Lila Biscuit songea, autant que peut songer une linotte.

—Faudra-t-il donc renoncer à la légitime espérance d'être aimée? dit-elle d'un air très sérieux.

—Non! s'écria Colette.

Elle sauta du lit, appela sa femme de chambre, se fit habiller, ordonna de remplir les malles; et, le soir même, elle partait, sans avoir révélé à personne, pas même à Lila Biscuit, le but de son soudain voyage.

IV

Lila Biscuit se chagrina fort de l'absence de son amie. Pensez à une perruche qui aurait la coutume de jacasser sur le même perchoir avec une autre perruche et serait obligée, brusquement, de bavarder toute seule. La pauvre abandonnée n'avait plus goût à rien; même il lui arrivait de se trouver laide dans le miroir où Colette ne se mirait plus. Elle prit une grande résolution, elle se mit à chercher la voyageuse, à travers le monde. Où elle alla d'abord, d'après quels indices elle dirigeait sa poursuite, il est inutile de le dire. Ce qui est certain, c'est qu'un matin de printemps elle se trouva dans une vallée d'Auvergne devant la petite maison couverte de chaume,—une chaumière vraiment,—où Colette Hoguet s'était réfugiée.

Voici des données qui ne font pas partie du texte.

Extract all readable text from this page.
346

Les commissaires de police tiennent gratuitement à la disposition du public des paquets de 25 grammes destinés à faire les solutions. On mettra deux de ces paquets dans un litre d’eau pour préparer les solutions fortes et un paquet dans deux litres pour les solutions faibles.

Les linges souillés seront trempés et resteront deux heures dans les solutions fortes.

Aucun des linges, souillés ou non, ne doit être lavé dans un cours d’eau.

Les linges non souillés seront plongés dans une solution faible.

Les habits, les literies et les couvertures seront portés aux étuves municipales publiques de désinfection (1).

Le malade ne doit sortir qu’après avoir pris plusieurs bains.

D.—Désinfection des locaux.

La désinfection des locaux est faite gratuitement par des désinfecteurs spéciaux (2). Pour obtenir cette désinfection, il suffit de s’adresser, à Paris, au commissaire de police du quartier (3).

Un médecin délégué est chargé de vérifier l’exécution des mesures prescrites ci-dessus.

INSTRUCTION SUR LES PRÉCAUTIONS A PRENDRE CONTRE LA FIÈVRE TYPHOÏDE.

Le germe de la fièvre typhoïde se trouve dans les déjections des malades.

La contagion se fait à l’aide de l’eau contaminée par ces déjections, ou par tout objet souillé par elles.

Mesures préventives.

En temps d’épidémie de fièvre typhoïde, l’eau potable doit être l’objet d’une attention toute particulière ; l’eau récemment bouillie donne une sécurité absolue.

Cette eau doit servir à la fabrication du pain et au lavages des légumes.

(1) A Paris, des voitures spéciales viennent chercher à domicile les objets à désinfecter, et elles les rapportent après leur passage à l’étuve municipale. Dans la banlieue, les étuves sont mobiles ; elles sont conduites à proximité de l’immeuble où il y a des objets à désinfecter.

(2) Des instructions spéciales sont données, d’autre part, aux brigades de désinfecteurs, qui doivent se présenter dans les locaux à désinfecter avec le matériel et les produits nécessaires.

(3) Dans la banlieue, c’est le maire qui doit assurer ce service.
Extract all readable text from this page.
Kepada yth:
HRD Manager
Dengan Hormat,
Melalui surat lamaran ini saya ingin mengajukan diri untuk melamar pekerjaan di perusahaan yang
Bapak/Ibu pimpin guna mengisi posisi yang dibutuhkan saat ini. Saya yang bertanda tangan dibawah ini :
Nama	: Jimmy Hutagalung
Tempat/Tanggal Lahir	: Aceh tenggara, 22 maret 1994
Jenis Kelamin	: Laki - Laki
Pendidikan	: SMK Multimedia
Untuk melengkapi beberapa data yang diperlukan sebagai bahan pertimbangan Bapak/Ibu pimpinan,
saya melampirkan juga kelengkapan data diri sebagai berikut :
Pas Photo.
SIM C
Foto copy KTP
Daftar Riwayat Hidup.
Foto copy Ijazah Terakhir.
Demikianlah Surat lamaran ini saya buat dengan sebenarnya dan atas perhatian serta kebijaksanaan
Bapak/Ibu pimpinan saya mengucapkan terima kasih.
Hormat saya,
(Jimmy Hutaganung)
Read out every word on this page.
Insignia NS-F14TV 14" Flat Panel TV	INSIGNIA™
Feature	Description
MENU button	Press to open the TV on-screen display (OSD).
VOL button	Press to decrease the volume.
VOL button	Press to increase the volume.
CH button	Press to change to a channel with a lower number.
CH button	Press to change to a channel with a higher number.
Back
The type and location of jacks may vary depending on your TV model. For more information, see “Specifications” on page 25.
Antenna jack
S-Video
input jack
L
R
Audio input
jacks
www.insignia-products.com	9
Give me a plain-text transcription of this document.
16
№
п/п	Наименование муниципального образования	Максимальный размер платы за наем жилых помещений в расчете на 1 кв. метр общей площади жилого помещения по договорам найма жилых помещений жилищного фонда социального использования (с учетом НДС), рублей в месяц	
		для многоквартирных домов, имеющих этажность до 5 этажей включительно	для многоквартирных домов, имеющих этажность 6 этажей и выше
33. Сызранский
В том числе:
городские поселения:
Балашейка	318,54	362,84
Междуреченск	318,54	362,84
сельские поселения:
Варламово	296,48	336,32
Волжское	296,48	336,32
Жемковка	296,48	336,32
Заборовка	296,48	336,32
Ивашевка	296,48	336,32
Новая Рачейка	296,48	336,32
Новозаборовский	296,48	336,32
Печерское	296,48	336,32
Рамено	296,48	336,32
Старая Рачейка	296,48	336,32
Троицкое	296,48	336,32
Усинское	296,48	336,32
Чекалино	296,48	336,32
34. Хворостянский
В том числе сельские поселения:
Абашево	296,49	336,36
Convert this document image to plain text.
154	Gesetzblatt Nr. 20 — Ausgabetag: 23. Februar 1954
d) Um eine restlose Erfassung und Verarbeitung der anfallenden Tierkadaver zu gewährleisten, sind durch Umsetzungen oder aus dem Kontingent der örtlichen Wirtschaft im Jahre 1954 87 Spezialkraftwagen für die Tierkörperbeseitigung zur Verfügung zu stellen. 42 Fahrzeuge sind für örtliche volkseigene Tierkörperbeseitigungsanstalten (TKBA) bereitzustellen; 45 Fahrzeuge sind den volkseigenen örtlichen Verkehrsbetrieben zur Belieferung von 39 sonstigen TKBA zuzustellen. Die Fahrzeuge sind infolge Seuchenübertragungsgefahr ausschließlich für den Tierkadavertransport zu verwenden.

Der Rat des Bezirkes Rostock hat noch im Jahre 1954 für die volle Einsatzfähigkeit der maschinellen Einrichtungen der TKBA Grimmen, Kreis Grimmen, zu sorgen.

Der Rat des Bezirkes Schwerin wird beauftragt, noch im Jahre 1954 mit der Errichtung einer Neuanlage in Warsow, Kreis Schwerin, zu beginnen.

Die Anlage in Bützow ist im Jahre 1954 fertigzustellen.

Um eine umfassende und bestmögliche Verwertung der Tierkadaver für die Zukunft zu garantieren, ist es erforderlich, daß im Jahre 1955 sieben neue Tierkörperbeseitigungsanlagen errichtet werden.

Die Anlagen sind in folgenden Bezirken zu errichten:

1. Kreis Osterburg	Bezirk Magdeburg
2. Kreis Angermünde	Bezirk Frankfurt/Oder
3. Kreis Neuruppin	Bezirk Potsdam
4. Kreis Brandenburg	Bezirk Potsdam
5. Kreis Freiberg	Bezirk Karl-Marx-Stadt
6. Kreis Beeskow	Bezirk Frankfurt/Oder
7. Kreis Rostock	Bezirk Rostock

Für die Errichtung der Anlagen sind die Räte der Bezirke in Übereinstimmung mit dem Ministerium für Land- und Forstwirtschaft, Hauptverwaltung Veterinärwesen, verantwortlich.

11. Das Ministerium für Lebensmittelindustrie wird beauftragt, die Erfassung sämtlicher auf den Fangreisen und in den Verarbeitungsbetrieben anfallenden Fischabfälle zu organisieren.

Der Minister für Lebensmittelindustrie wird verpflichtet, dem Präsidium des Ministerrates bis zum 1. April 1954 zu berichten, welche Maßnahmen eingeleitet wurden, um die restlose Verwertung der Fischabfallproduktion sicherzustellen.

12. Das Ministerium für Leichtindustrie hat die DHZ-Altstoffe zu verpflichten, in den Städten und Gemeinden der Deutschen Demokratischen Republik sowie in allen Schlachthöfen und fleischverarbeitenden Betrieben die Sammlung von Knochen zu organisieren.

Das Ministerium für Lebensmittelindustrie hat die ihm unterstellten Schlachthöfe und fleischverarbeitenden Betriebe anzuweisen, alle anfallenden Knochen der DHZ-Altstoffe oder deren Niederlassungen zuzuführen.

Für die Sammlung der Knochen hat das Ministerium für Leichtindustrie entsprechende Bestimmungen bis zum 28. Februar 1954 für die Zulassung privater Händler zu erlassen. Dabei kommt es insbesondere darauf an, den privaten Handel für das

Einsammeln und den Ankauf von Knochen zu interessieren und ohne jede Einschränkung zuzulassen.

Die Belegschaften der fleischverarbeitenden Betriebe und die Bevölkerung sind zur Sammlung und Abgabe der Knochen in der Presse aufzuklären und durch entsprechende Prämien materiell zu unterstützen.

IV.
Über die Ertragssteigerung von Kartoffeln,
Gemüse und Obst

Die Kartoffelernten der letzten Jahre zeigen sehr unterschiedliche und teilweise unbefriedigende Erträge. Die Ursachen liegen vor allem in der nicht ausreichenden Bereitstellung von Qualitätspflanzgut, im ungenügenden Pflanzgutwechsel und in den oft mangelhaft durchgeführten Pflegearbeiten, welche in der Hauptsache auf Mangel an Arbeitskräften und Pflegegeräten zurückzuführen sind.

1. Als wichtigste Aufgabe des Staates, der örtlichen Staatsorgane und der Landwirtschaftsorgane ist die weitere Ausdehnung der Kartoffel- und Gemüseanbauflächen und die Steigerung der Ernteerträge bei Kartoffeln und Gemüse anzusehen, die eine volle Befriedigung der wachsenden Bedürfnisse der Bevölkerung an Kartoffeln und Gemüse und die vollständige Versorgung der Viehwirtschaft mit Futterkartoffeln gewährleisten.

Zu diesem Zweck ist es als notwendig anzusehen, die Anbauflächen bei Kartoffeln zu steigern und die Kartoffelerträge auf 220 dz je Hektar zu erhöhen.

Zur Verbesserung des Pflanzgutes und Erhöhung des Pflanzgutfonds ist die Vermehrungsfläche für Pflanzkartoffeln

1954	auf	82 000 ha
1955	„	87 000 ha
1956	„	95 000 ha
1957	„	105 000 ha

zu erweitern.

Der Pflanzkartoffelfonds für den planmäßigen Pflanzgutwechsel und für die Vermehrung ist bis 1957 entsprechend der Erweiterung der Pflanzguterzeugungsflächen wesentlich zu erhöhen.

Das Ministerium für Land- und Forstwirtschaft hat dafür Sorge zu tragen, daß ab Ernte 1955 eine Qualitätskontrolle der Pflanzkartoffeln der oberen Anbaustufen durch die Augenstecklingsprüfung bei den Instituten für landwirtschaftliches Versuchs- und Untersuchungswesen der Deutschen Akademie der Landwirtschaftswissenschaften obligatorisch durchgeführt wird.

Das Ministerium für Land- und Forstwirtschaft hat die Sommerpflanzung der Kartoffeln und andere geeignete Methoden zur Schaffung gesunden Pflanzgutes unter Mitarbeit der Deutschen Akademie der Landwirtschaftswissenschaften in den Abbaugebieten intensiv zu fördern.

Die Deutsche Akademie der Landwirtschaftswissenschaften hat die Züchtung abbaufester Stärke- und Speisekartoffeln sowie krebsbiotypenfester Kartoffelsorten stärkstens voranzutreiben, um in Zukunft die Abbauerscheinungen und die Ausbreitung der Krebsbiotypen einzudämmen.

Comme Lila Biscuit allait frapper à la porte, un paysan sortit de la maison, un jeune homme, mais un paysan, trapu, joufflu, bourru, avec de grosses mains hors des manches du sarrau.

Elle comprit tout, et se sentit très courroucée! Ce fut avec des paroles de reproche amer qu'elle entra dans la chambre où son amie sommeillait encore, tous ses cheveux défaits sur l'oreiller de toile rude.

Quoi? véritablement? voilà ce qu'avait fait Colette? Elle avait quitté Paris, et Lila Biscuit, pour s'enfuir dans cette solitude, et elle préférait, qui? un rustre, à tant d'aimables amoureux? Sans doute, sans doute, il y avait beaucoup à dire sur la tendresse des Parisiens et sur la vigueur de leurs sentiments. Mais, du moins, ils avaient d'agréables élégances, fleuraient la verveine ou le white-rose comme une femme qui sort du bain; et c'était une honte de se laisser baiser le bout des doigts par un gros et grossier campagnard qui apporte dans l'alcôve des rudesses de labour et des odeurs d'étable.

Colette souriait, ne répondait pas.

—D'ailleurs, ajouta Lila Biscuit avec une colère grandissante, il me semble que tu n'as guère gagné au change.

Colette souriait toujours.

—Il n'y a pas un bout de cigarette sur ta table de nuit!

—Ah! dit enfin Colette en ouvrant toute grande sa bouche où luisaient les dents heureuses, c'est que je n'ai pas eu le temps d'en fumer une seule!